I read about that ThreadStatic attribute in some other place here on SO as well. I'll try to see if it cures the issue. But overall, you'd recommend I dump my static classes and go for instances, right? One more thing, you said "add the connection as a parameter" but the code you modified uses the "using" statement instead. Is that what you meant?
I tried, it doesn't work. I declared a global variable with ThreadStatic and then initialized it in the function like this: "MCon = WTCoreMySQLDB.GetConnection();" where MCon is the global variable. Then, I assigned MCon to the Table Adapter, called the method, closed MCon. Sometimes, I still get errors. It's not constant (like any threading situation hehe).
The part that uses the using is where only a local reference to the connection is kept - other threads cannot access it. The connection is then passed to the GetPresenceForUserBetweenDates method, so that method does not have to access a global connection instance. Overall yes I wouldn't worry about creating instances, first create readable code that works, then find performance bottlenecks if that becomes a problem (those bottlenecks would then turn out to be the 20x5 second queries).
Ahh ta is a table adapter - the Connection property of ta is still overwritten by other threads in that case - forget about [ThreadStatic] (I was just hoping it could quickly reveal the issue).
Thank you for all the info ::- ).

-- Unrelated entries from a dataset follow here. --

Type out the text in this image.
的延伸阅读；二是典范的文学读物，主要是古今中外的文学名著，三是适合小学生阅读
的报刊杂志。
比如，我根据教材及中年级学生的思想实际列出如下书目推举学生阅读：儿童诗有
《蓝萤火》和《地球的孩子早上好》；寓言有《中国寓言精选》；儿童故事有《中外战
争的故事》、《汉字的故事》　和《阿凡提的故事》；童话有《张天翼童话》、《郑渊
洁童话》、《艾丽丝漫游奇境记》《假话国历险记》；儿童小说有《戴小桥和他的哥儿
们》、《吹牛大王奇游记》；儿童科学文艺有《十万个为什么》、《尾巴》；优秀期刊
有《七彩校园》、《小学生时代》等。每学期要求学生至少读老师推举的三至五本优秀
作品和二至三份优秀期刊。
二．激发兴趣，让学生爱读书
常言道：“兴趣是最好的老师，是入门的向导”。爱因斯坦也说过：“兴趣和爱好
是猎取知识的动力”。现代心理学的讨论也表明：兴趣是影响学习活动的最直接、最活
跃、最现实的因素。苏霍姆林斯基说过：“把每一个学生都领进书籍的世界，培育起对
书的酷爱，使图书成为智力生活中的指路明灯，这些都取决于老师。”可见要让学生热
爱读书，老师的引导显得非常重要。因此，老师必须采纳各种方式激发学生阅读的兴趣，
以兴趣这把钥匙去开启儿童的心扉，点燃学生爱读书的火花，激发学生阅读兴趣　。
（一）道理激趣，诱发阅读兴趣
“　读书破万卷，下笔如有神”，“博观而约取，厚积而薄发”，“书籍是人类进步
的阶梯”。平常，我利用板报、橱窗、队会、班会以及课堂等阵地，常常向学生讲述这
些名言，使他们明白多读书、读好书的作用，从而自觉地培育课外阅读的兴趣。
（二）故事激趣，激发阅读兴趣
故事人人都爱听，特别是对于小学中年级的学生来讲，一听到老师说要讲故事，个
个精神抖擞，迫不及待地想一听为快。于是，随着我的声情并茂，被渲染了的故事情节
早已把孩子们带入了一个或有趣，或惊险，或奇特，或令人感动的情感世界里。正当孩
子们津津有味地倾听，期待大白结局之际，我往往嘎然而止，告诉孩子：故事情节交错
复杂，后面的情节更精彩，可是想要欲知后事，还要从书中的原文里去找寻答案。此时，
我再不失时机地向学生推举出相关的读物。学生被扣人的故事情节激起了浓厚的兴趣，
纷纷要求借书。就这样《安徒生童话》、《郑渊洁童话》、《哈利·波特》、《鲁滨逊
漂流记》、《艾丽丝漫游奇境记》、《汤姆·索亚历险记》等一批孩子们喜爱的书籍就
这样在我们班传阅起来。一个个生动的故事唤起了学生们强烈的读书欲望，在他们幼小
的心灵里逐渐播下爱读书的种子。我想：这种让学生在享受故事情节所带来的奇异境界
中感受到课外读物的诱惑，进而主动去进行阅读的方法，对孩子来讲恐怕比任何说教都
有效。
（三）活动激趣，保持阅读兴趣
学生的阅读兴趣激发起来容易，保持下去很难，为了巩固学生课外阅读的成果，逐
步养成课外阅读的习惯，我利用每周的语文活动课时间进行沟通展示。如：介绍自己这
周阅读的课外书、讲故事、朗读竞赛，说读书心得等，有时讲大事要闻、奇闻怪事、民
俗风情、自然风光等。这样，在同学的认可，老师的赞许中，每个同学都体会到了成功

What I don't understand is why is this happening? I'm not using other threads in the same time. Only 1 function has been added in the ThreadPool and the application does NOTHING in the meantime. So I'm puzzled as to why these conflicts appear. Also: do you think that the "using" statement would fix this? Because if I'm not mistaken, your application of it is pretty much the same thing I've done a bit earlier (except I did it 1 class deeper) and didn't work: see my comment to Lloyd in my original post. LATER EDIT: OMG LOL! I'm calling the ThreadPool twice!